Bitcoin is subject to impairment losses if the fair value of bitcoin decreases below the carrying value during the assessed period. The Financial Accounting Standards Board (FASB) is currently reviewing impairment costs associated with digital assets on the balance sheet.

“If the reporting methods are adjusted by the FASB and the impairment costs are lifted for select digital assets, such as bitcoin, corporate adoption is likely to increase,” Olszewicz said. “Bitcoin on the balance sheet will then accurately reflect realistic market prices rather than the lowest price while the asset is being held.”

Ben McMillan, chief investment officer at IDX Digital Assets, told Blockworks macro headwinds are keeping many institutional investors in a risk-off posture. Still, such investors are starting to mull when it might make sense to become bitcoin buyers.

“As far as companies holding bitcoin on their balance sheets, I think those types of buyers will be more rare,” McMillan said. “The volatility is something investors are paid to underwrite, whereas — for corporate treasuries — it’s potentially a much bigger headache to explain on a quarterly earnings call.”

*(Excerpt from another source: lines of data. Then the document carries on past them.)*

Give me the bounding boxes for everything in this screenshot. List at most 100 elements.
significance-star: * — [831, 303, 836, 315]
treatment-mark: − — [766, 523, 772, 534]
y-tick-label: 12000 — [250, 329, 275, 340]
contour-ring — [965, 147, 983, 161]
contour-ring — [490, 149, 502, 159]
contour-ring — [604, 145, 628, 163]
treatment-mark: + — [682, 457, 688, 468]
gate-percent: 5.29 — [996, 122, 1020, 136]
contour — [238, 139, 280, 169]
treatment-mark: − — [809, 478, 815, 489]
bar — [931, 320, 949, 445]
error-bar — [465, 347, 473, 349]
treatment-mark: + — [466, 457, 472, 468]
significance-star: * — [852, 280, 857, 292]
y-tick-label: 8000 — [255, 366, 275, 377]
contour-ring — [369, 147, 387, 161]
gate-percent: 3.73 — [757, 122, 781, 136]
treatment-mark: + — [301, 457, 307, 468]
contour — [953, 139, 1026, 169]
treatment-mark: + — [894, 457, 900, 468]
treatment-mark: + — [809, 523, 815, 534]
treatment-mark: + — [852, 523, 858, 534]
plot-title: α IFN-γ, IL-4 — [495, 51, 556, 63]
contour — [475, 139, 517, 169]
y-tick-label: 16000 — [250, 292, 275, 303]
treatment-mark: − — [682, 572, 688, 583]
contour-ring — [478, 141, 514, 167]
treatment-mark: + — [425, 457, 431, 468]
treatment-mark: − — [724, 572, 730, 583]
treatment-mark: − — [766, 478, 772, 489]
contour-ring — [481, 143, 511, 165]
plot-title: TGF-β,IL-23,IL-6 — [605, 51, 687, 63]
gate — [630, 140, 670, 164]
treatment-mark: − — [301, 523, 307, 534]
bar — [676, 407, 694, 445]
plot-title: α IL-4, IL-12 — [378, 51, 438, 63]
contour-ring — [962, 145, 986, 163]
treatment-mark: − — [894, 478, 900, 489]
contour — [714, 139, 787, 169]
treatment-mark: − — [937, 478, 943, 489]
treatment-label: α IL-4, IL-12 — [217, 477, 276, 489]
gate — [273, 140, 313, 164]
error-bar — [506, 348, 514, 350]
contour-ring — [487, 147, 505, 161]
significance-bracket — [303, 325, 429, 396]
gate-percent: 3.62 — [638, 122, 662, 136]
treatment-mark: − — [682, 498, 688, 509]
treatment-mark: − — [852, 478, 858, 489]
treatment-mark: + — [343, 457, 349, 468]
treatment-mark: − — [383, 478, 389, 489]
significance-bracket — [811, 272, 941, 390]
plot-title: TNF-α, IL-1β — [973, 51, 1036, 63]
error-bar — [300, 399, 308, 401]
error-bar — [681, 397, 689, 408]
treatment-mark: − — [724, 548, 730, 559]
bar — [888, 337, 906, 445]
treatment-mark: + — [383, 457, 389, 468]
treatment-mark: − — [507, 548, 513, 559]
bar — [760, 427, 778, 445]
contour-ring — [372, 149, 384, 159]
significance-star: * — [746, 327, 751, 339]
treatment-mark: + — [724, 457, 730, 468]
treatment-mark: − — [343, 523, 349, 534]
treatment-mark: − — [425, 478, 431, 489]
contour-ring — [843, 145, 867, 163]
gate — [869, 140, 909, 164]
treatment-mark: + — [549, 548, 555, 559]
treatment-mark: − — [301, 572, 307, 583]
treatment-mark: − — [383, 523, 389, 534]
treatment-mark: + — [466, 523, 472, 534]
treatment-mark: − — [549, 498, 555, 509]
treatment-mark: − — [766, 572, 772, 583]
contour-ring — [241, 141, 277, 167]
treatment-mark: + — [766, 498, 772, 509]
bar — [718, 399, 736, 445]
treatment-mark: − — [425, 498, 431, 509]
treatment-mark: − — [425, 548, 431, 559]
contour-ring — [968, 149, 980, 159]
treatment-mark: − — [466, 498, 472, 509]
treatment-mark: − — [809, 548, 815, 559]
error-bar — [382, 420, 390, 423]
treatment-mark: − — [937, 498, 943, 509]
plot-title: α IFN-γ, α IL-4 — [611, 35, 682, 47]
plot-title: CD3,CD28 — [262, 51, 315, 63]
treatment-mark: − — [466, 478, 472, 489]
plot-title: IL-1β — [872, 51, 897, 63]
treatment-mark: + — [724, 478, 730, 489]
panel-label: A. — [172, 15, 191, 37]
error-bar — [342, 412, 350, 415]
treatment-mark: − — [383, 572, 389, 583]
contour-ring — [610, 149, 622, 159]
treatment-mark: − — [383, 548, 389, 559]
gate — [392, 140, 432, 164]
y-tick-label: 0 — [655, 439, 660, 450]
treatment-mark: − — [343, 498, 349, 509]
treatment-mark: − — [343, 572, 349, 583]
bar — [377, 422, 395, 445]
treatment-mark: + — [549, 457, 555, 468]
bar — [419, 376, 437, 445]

Will other large BTC holders buy more?

Though MicroStrategy continues to purchase bitcoin — a strategy it has doubled down on despite the attorney general for Washington DC launching a lawsuit against Saylor and his company — other large publicly traded holders of bitcoin have taken a break.

Tesla is currently holding 10,800 BTC, according to bitcointreasuries.net. Bought for roughly $560 million, its current value is roughly $205 million.

After spending $1.5 billion to acquire around 43,200 BTC in the first quarter of 2021, the company sold roughly 75% of its bitcoin in the second quarter of this year for $936 million. It endured a $170 million impairment loss on its digital asset holdings that quarter. 

CEO Elon Musk said at the time the sale “should not be taken as some verdict on bitcoin,” adding Tesla could increase its BTC holdings in the future. 

But Morningstar Equity Strategist Seth Goldstein told Blockworks that given the company’s recent sale of bitcoin, he doesn’t expect Tesla to resume purchases for at least another year. 

“Tesla’s purchase of bitcoin was a part of the company preparing to potentially accept it as a form of payment,” he said. “Should Tesla decide to pursue this payment option in the future, they may purchase more bitcoin in advance.”

Meanwhile, Block (formerly Square) currently holds about 8,000 BTC worth roughly $150 million. The company, which invested $50 million and $170 million in bitcoin during the fourth quarter of 2020 and first quarter of 2021, respectively, recognized a bitcoin impairment loss of $36 million in this year’s second quarter.

Spokespeople for Tesla and Block did not return requests for comment.

As for additional industries considering adding bitcoin to their balance sheets, Olszewicz said the chatter has quieted — for now.

“It doesn’t mean that some companies aren’t taking advantage of the dip and seeing it as a buying opportunity,” he said. “We only ever find out about these purchases after the fact, and it wouldn’t be surprising to see more companies announce later this year that they bought now.”